From the NSX Install Guide:
“You must have a vCenter Server user account with the Administrator role to synchronize NSX Manager with the vCenter Server. If your vCenter password has non-ASCII characters, you must change it before synchronizing the NSX Manager with the vCenter Server.”
Because of these requirements, it’s quite common to use the SSO administrator account – usually email@example.com. A service account is also often created for this purpose to more easily identify and distinguish NSX tasks. Either way, these are not normally accounts that you’d use for day-to-day administration in vSphere.
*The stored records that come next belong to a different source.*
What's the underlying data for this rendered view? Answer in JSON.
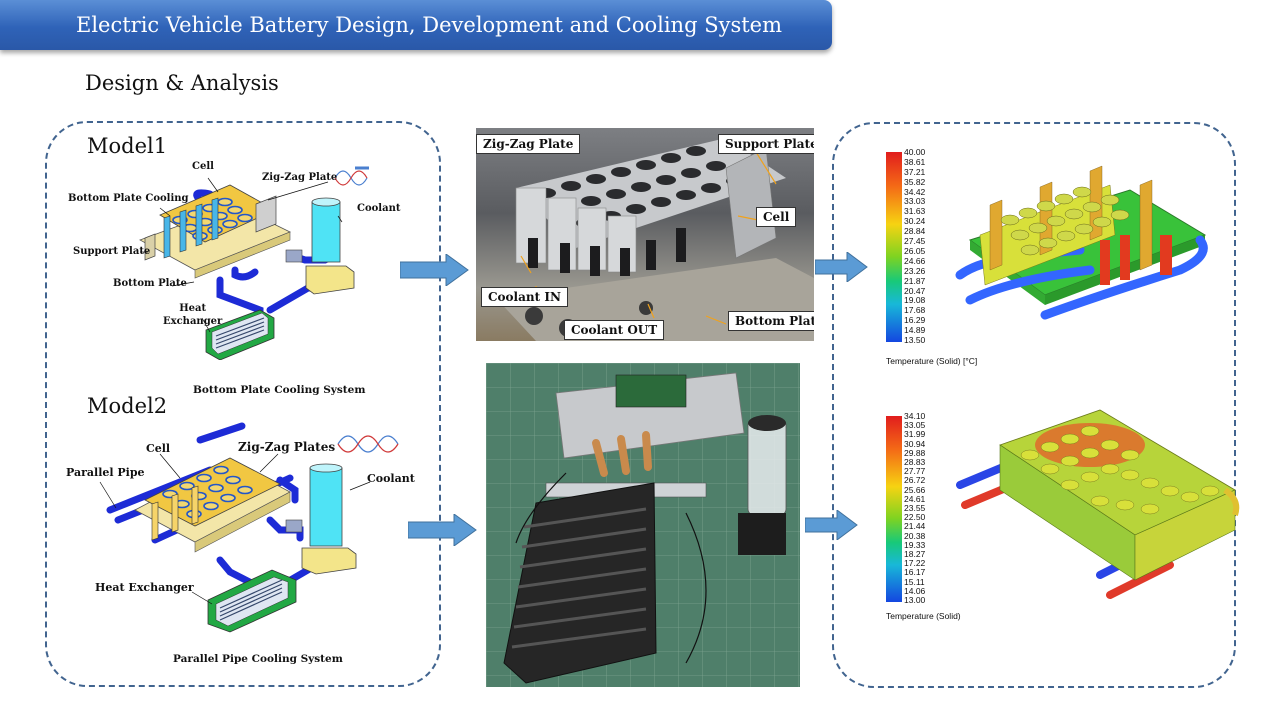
{
  "title": "Electric Vehicle Battery Design, Development and Cooling System",
  "section_heading": "Design & Analysis",
  "model1": {
    "label": "Model1",
    "labels": {
      "cell": "Cell",
      "zigzag": "Zig-Zag Plate",
      "bottom_plate_cooling": "Bottom  Plate Cooling",
      "support_plate": "Support Plate",
      "bottom_plate": "Bottom Plate",
      "coolant": "Coolant",
      "heat_exchanger": "Heat\nExchanger"
    },
    "caption": "Bottom Plate Cooling System"
  },
  "model2": {
    "label": "Model2",
    "labels": {
      "cell": "Cell",
      "zigzag": "Zig-Zag Plates",
      "parallel_pipe": "Parallel Pipe",
      "coolant": "Coolant",
      "heat_exchanger": "Heat Exchanger"
    },
    "caption": "Parallel Pipe Cooling System"
  },
  "photo1": {
    "labels": {
      "zigzag_plate": "Zig-Zag Plate",
      "support_plates": "Support Plates",
      "cell": "Cell",
      "coolant_in": "Coolant IN",
      "coolant_out": "Coolant OUT",
      "bottom_plate": "Bottom Plate"
    }
  },
  "legend1": {
    "ticks": [
      "40.00",
      "38.61",
      "37.21",
      "35.82",
      "34.42",
      "33.03",
      "31.63",
      "30.24",
      "28.84",
      "27.45",
      "26.05",
      "24.66",
      "23.26",
      "21.87",
      "20.47",
      "19.08",
      "17.68",
      "16.29",
      "14.89",
      "13.50"
    ],
    "unit": "Temperature (Solid) [°C]"
  },
  "legend2": {
    "ticks": [
      "34.10",
      "33.05",
      "31.99",
      "30.94",
      "29.88",
      "28.83",
      "27.77",
      "26.72",
      "25.66",
      "24.61",
      "23.55",
      "22.50",
      "21.44",
      "20.38",
      "19.33",
      "18.27",
      "17.22",
      "16.17",
      "15.11",
      "14.06",
      "13.00"
    ],
    "unit": "Temperature (Solid)"
  },
  "colors": {
    "banner": "#2f63b8",
    "panel_border": "#41648f",
    "arrow": "#5b9bd5",
    "pipe": "#1d2bd6",
    "coolant": "#4fe3f5"
  }
}
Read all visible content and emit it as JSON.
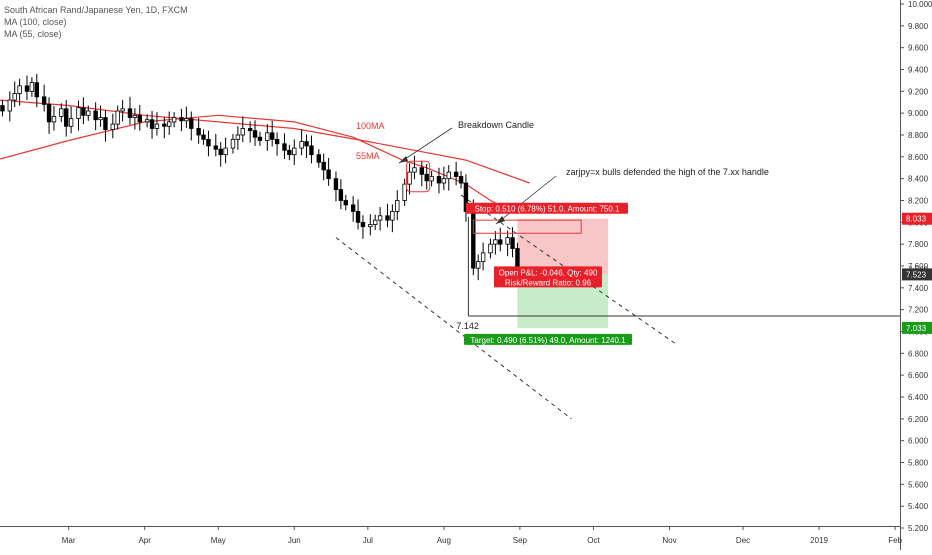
{
  "header": {
    "symbol_line": "South African Rand/Japanese Yen, 1D, FXCM",
    "ma100_line": "MA (100, close)",
    "ma55_line": "MA (55, close)"
  },
  "colors": {
    "up": "#ffffff",
    "down": "#000000",
    "candle_border": "#000000",
    "ma": "#e53935",
    "stop_zone": "#f8c6c6",
    "target_zone": "#c8ebc8",
    "stop_badge": "#e8202a",
    "target_badge": "#1a9c1a"
  },
  "annotations": {
    "breakdown": "Breakdown Candle",
    "ma100": "100MA",
    "ma55": "55MA",
    "zarjpy": "zarjpy=x bulls defended the high of the 7.xx handle",
    "low_value": "7.142",
    "stop_text": "Stop: 0.510 (6.78%) 51.0, Amount: 750.1",
    "target_text": "Target: 0.490 (6.51%) 49.0, Amount: 1240.1",
    "pnl_text": "Open P&L: -0.046, Qty: 490",
    "rr_text": "Risk/Reward Ratio: 0.96",
    "price_stop": "8.033",
    "price_entry": "7.523",
    "price_target": "7.033",
    "price_last": "7.569"
  },
  "chart_data": {
    "type": "candlestick",
    "title": "South African Rand/Japanese Yen, 1D, FXCM",
    "ylim": [
      5.2,
      10.0
    ],
    "y_ticks": [
      "10.000",
      "9.800",
      "9.600",
      "9.400",
      "9.200",
      "9.000",
      "8.800",
      "8.600",
      "8.400",
      "8.200",
      "8.000",
      "7.800",
      "7.600",
      "7.400",
      "7.200",
      "7.000",
      "6.800",
      "6.600",
      "6.400",
      "6.200",
      "6.000",
      "5.800",
      "5.600",
      "5.400",
      "5.200"
    ],
    "x_ticks": [
      {
        "label": "Mar",
        "date": "2018-03-01"
      },
      {
        "label": "Apr",
        "date": "2018-04-01"
      },
      {
        "label": "May",
        "date": "2018-05-01"
      },
      {
        "label": "Jun",
        "date": "2018-06-01"
      },
      {
        "label": "Jul",
        "date": "2018-07-01"
      },
      {
        "label": "Aug",
        "date": "2018-08-01"
      },
      {
        "label": "Sep",
        "date": "2018-09-01"
      },
      {
        "label": "Oct",
        "date": "2018-10-01"
      },
      {
        "label": "Nov",
        "date": "2018-11-01"
      },
      {
        "label": "Dec",
        "date": "2018-12-01"
      },
      {
        "label": "2019",
        "date": "2019-01-01"
      },
      {
        "label": "Feb",
        "date": "2019-02-01"
      }
    ],
    "x_range": [
      "2018-02-01",
      "2019-02-03"
    ],
    "closes": [
      {
        "date": "2018-02-02",
        "close": 9.02
      },
      {
        "date": "2018-02-05",
        "close": 9.12
      },
      {
        "date": "2018-02-07",
        "close": 9.18
      },
      {
        "date": "2018-02-09",
        "close": 9.25
      },
      {
        "date": "2018-02-12",
        "close": 9.2
      },
      {
        "date": "2018-02-14",
        "close": 9.28
      },
      {
        "date": "2018-02-16",
        "close": 9.15
      },
      {
        "date": "2018-02-19",
        "close": 9.08
      },
      {
        "date": "2018-02-21",
        "close": 8.92
      },
      {
        "date": "2018-02-23",
        "close": 8.97
      },
      {
        "date": "2018-02-26",
        "close": 9.04
      },
      {
        "date": "2018-02-28",
        "close": 8.88
      },
      {
        "date": "2018-03-02",
        "close": 8.95
      },
      {
        "date": "2018-03-05",
        "close": 9.05
      },
      {
        "date": "2018-03-07",
        "close": 8.98
      },
      {
        "date": "2018-03-09",
        "close": 9.02
      },
      {
        "date": "2018-03-12",
        "close": 8.94
      },
      {
        "date": "2018-03-14",
        "close": 8.96
      },
      {
        "date": "2018-03-16",
        "close": 8.85
      },
      {
        "date": "2018-03-19",
        "close": 8.9
      },
      {
        "date": "2018-03-21",
        "close": 9.02
      },
      {
        "date": "2018-03-23",
        "close": 9.04
      },
      {
        "date": "2018-03-26",
        "close": 8.96
      },
      {
        "date": "2018-03-28",
        "close": 8.98
      },
      {
        "date": "2018-03-30",
        "close": 8.92
      },
      {
        "date": "2018-04-02",
        "close": 8.94
      },
      {
        "date": "2018-04-04",
        "close": 8.86
      },
      {
        "date": "2018-04-06",
        "close": 8.9
      },
      {
        "date": "2018-04-09",
        "close": 8.88
      },
      {
        "date": "2018-04-11",
        "close": 8.92
      },
      {
        "date": "2018-04-13",
        "close": 8.96
      },
      {
        "date": "2018-04-16",
        "close": 8.93
      },
      {
        "date": "2018-04-18",
        "close": 8.95
      },
      {
        "date": "2018-04-20",
        "close": 8.86
      },
      {
        "date": "2018-04-23",
        "close": 8.8
      },
      {
        "date": "2018-04-25",
        "close": 8.76
      },
      {
        "date": "2018-04-27",
        "close": 8.7
      },
      {
        "date": "2018-04-30",
        "close": 8.67
      },
      {
        "date": "2018-05-02",
        "close": 8.62
      },
      {
        "date": "2018-05-04",
        "close": 8.68
      },
      {
        "date": "2018-05-07",
        "close": 8.76
      },
      {
        "date": "2018-05-09",
        "close": 8.8
      },
      {
        "date": "2018-05-11",
        "close": 8.86
      },
      {
        "date": "2018-05-14",
        "close": 8.84
      },
      {
        "date": "2018-05-16",
        "close": 8.78
      },
      {
        "date": "2018-05-18",
        "close": 8.75
      },
      {
        "date": "2018-05-21",
        "close": 8.82
      },
      {
        "date": "2018-05-23",
        "close": 8.76
      },
      {
        "date": "2018-05-25",
        "close": 8.72
      },
      {
        "date": "2018-05-28",
        "close": 8.66
      },
      {
        "date": "2018-05-30",
        "close": 8.62
      },
      {
        "date": "2018-06-01",
        "close": 8.68
      },
      {
        "date": "2018-06-04",
        "close": 8.74
      },
      {
        "date": "2018-06-06",
        "close": 8.7
      },
      {
        "date": "2018-06-08",
        "close": 8.62
      },
      {
        "date": "2018-06-11",
        "close": 8.55
      },
      {
        "date": "2018-06-13",
        "close": 8.48
      },
      {
        "date": "2018-06-15",
        "close": 8.4
      },
      {
        "date": "2018-06-18",
        "close": 8.3
      },
      {
        "date": "2018-06-20",
        "close": 8.2
      },
      {
        "date": "2018-06-22",
        "close": 8.16
      },
      {
        "date": "2018-06-25",
        "close": 8.1
      },
      {
        "date": "2018-06-27",
        "close": 8.0
      },
      {
        "date": "2018-06-29",
        "close": 7.96
      },
      {
        "date": "2018-07-02",
        "close": 7.98
      },
      {
        "date": "2018-07-04",
        "close": 8.02
      },
      {
        "date": "2018-07-06",
        "close": 8.06
      },
      {
        "date": "2018-07-09",
        "close": 8.02
      },
      {
        "date": "2018-07-11",
        "close": 8.1
      },
      {
        "date": "2018-07-13",
        "close": 8.2
      },
      {
        "date": "2018-07-16",
        "close": 8.35
      },
      {
        "date": "2018-07-18",
        "close": 8.46
      },
      {
        "date": "2018-07-20",
        "close": 8.5
      },
      {
        "date": "2018-07-23",
        "close": 8.44
      },
      {
        "date": "2018-07-25",
        "close": 8.38
      },
      {
        "date": "2018-07-27",
        "close": 8.42
      },
      {
        "date": "2018-07-30",
        "close": 8.36
      },
      {
        "date": "2018-08-01",
        "close": 8.4
      },
      {
        "date": "2018-08-03",
        "close": 8.46
      },
      {
        "date": "2018-08-06",
        "close": 8.42
      },
      {
        "date": "2018-08-08",
        "close": 8.36
      },
      {
        "date": "2018-08-10",
        "close": 8.1
      },
      {
        "date": "2018-08-13",
        "close": 7.58
      },
      {
        "date": "2018-08-15",
        "close": 7.64
      },
      {
        "date": "2018-08-17",
        "close": 7.72
      },
      {
        "date": "2018-08-20",
        "close": 7.8
      },
      {
        "date": "2018-08-22",
        "close": 7.84
      },
      {
        "date": "2018-08-24",
        "close": 7.8
      },
      {
        "date": "2018-08-27",
        "close": 7.86
      },
      {
        "date": "2018-08-29",
        "close": 7.76
      },
      {
        "date": "2018-08-31",
        "close": 7.55
      }
    ],
    "series": [
      {
        "name": "MA (100, close)",
        "points": [
          {
            "date": "2018-02-01",
            "value": 9.12
          },
          {
            "date": "2018-03-01",
            "value": 9.07
          },
          {
            "date": "2018-04-01",
            "value": 8.98
          },
          {
            "date": "2018-05-01",
            "value": 8.92
          },
          {
            "date": "2018-06-01",
            "value": 8.86
          },
          {
            "date": "2018-07-01",
            "value": 8.74
          },
          {
            "date": "2018-07-20",
            "value": 8.66
          },
          {
            "date": "2018-08-10",
            "value": 8.57
          },
          {
            "date": "2018-09-05",
            "value": 8.36
          }
        ]
      },
      {
        "name": "MA (55, close)",
        "points": [
          {
            "date": "2018-02-01",
            "value": 8.58
          },
          {
            "date": "2018-03-01",
            "value": 8.75
          },
          {
            "date": "2018-04-01",
            "value": 8.92
          },
          {
            "date": "2018-05-01",
            "value": 8.98
          },
          {
            "date": "2018-06-01",
            "value": 8.92
          },
          {
            "date": "2018-06-25",
            "value": 8.78
          },
          {
            "date": "2018-07-15",
            "value": 8.57
          },
          {
            "date": "2018-07-25",
            "value": 8.5
          },
          {
            "date": "2018-08-10",
            "value": 8.35
          },
          {
            "date": "2018-08-20",
            "value": 8.2
          },
          {
            "date": "2018-08-31",
            "value": 8.08
          }
        ]
      }
    ],
    "trendlines": [
      {
        "from": {
          "date": "2018-06-18",
          "value": 7.86
        },
        "to": {
          "date": "2018-09-22",
          "value": 6.2
        }
      },
      {
        "from": {
          "date": "2018-08-08",
          "value": 8.25
        },
        "to": {
          "date": "2018-11-04",
          "value": 6.88
        }
      }
    ],
    "position": {
      "start": "2018-08-31",
      "end": "2018-10-07",
      "entry": 7.523,
      "stop": 8.033,
      "target": 7.033
    },
    "horizontal_line": 7.142,
    "last_price": 7.569
  }
}
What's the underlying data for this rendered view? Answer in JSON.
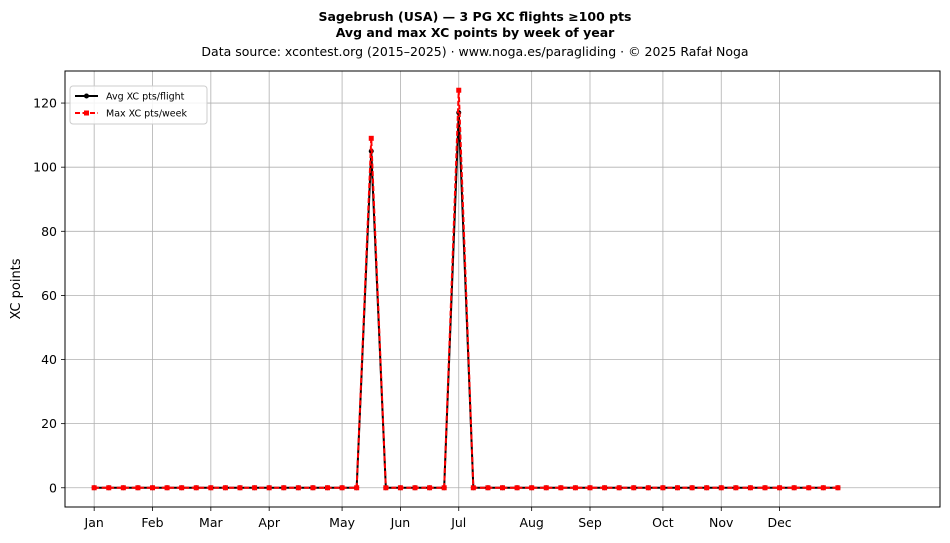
{
  "chart_data": {
    "type": "line",
    "title": "Sagebrush (USA)  —  3 PG XC flights ≥100 pts",
    "subtitle": "Avg and max XC points by week of year",
    "source_line": "Data source: xcontest.org (2015–2025)  ·  www.noga.es/paragliding  ·  © 2025 Rafał Noga",
    "xlabel": "",
    "ylabel": "XC points",
    "xlim": [
      -2,
      58
    ],
    "ylim": [
      -6,
      130
    ],
    "grid": true,
    "legend_position": "top-left",
    "x_ticks": [
      {
        "label": "Jan",
        "x": 0
      },
      {
        "label": "Feb",
        "x": 4
      },
      {
        "label": "Mar",
        "x": 8
      },
      {
        "label": "Apr",
        "x": 12
      },
      {
        "label": "May",
        "x": 17
      },
      {
        "label": "Jun",
        "x": 21
      },
      {
        "label": "Jul",
        "x": 25
      },
      {
        "label": "Aug",
        "x": 30
      },
      {
        "label": "Sep",
        "x": 34
      },
      {
        "label": "Oct",
        "x": 39
      },
      {
        "label": "Nov",
        "x": 43
      },
      {
        "label": "Dec",
        "x": 47
      }
    ],
    "y_ticks": [
      0,
      20,
      40,
      60,
      80,
      100,
      120
    ],
    "x": [
      0,
      1,
      2,
      3,
      4,
      5,
      6,
      7,
      8,
      9,
      10,
      11,
      12,
      13,
      14,
      15,
      16,
      17,
      18,
      19,
      20,
      21,
      22,
      23,
      24,
      25,
      26,
      27,
      28,
      29,
      30,
      31,
      32,
      33,
      34,
      35,
      36,
      37,
      38,
      39,
      40,
      41,
      42,
      43,
      44,
      45,
      46,
      47,
      48,
      49,
      50,
      51
    ],
    "series": [
      {
        "name": "Avg XC pts/flight",
        "color": "#000000",
        "values": [
          0,
          0,
          0,
          0,
          0,
          0,
          0,
          0,
          0,
          0,
          0,
          0,
          0,
          0,
          0,
          0,
          0,
          0,
          0,
          105,
          0,
          0,
          0,
          0,
          0,
          117,
          0,
          0,
          0,
          0,
          0,
          0,
          0,
          0,
          0,
          0,
          0,
          0,
          0,
          0,
          0,
          0,
          0,
          0,
          0,
          0,
          0,
          0,
          0,
          0,
          0,
          0
        ]
      },
      {
        "name": "Max XC pts/week",
        "color": "#ff0000",
        "values": [
          0,
          0,
          0,
          0,
          0,
          0,
          0,
          0,
          0,
          0,
          0,
          0,
          0,
          0,
          0,
          0,
          0,
          0,
          0,
          109,
          0,
          0,
          0,
          0,
          0,
          124,
          0,
          0,
          0,
          0,
          0,
          0,
          0,
          0,
          0,
          0,
          0,
          0,
          0,
          0,
          0,
          0,
          0,
          0,
          0,
          0,
          0,
          0,
          0,
          0,
          0,
          0
        ]
      }
    ]
  }
}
By default, NSX will only assign its ‘Enterprise Administrator’ role to the user account that was used to register it with vCenter Server. This means that by default, only that specific vCenter user will have access to the NSX manager from within the Web Client.
That said, if you are experiencing this problem, you are probably not logged in with the vCenter user that was used for registration purposes. To grant access to other users, you’ll need to log into the vSphere Web Client using the registration user account, and then add additional users and groups.
In my lab, I’ve just logged in with an active directory user called ‘firstname.lastname@example.org’. This user has full administrator privileges in vCenter, but has no access to any NSX Managers:
If I log out, and log back in with the email@example.com account that was used for vCenter registration, I can see the NSX managers that were registered.
In my lab, I’ve got a secondary deployed as well, but we’ll focus only on 172.16.10.40. If I click on that manager in the list, I’m able to go to the ‘Users’ tab to see what the default permissions look like:
As you can see, only one user – the SSO administrator account used for registration – has the requisite role for administrator via the Web Client. In my lab, I want to provide full access to an AD group called ‘VMware Admins’ and an individual user called ‘Test’.
Both vCenter users and groups can be specified here. As long as vCenter can authenticate them – either via SSO, local authentication or even AD – they are fair game.
Another common mistake made is selecting the NSX Administrator role rather than Enterprise Administrator. NSX Administrator sounds like the highest privilege level, but it’s actually Enterprise Administrator that gives you all the keys to the kingdom. You won’t be able to administer certain things – including user permissions – unless Enterprise Administrator is chosen.
Once this is done, you’ll see the users and groups listed and should now have the correct permissions to administer the NSX deployment!
Keep in mind that if you’ve got more than one NSX manager deployed, you’ll need to set this on each independently.